Saying we should tokenize different modalities the same would be analogous to sa...

nemjack · 2025-06-05T15:29:34 1749137374

For sure, we can't process images the same way that we process sound, but the author argues for processing images and text the same, and text is fundamentally a visual medium of communication. The author makes a good point about how VLMs can still struggle to determine the length of a word, or generate words that start and end with specific letters, etc. which is an indicator that an essential aspect of a modality (its visual aspect) is missing from how it is processed. Surely a unified visual process for text and image would not have such failure points.

I agree that modality specific processing is very shallow at this point, but it still seems not to respect the physicality of the data. Today's modalities are not actually akin to human senses because they should be processed by a different assortment of "sense" organs, e.g. one for things visual, one for things audible, etc.
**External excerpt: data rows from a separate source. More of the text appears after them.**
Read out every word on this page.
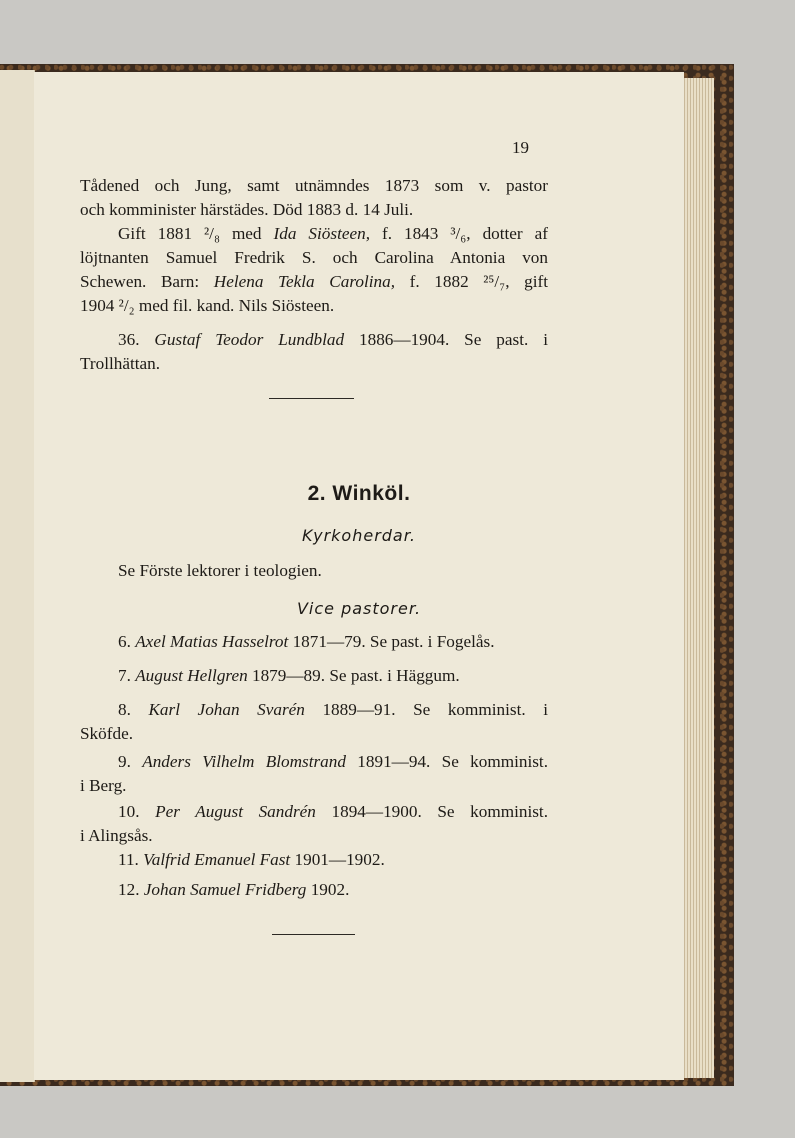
19
Tådened och Jung, samt utnämndes 1873 som v. pastor
och komminister härstädes. Död 1883 d. 14 Juli.
Gift 1881 ²/₈ med Ida Siösteen, f. 1843 ³/₆, dotter af
löjtnanten Samuel Fredrik S. och Carolina Antonia von
Schewen. Barn: Helena Tekla Carolina, f. 1882 ²⁵/₇, gift
1904 ²/₂ med fil. kand. Nils Siösteen.
36. Gustaf Teodor Lundblad 1886—1904. Se past. i
Trollhättan.
2. Winköl.
Kyrkoherdar.
Se Förste lektorer i teologien.
Vice pastorer.
6. Axel Matias Hasselrot 1871—79. Se past. i Fogelås.
7. August Hellgren 1879—89. Se past. i Häggum.
8. Karl Johan Svarén 1889—91. Se komminist. i
Sköfde.
9. Anders Vilhelm Blomstrand 1891—94. Se komminist.
i Berg.
10. Per August Sandrén 1894—1900. Se komminist.
i Alingsås.
11. Valfrid Emanuel Fast 1901—1902.
12. Johan Samuel Fridberg 1902.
hallh · 2025-06-05T20:07:12 1749154032

I don't think you can classify reading as a purely visual modality, despite being a visual medium. People with dislexia may see perfectly fine, but only the translation layer processing the text gets jumbled. Granted, we are not born with the ability to read, so that translation layer is learned. On the other hand, we don't perceive everything in our visual field either, magicians and youtube videos use this limitation to trick and entertain us, and these we are presumably born with, given that its a shared human trait. Evidently, some of the translation layers involved with processing our vision were seemingly evolved naturally and are part of our brains, so why would we not allow artificial intelligence similar advance starting points for processing data?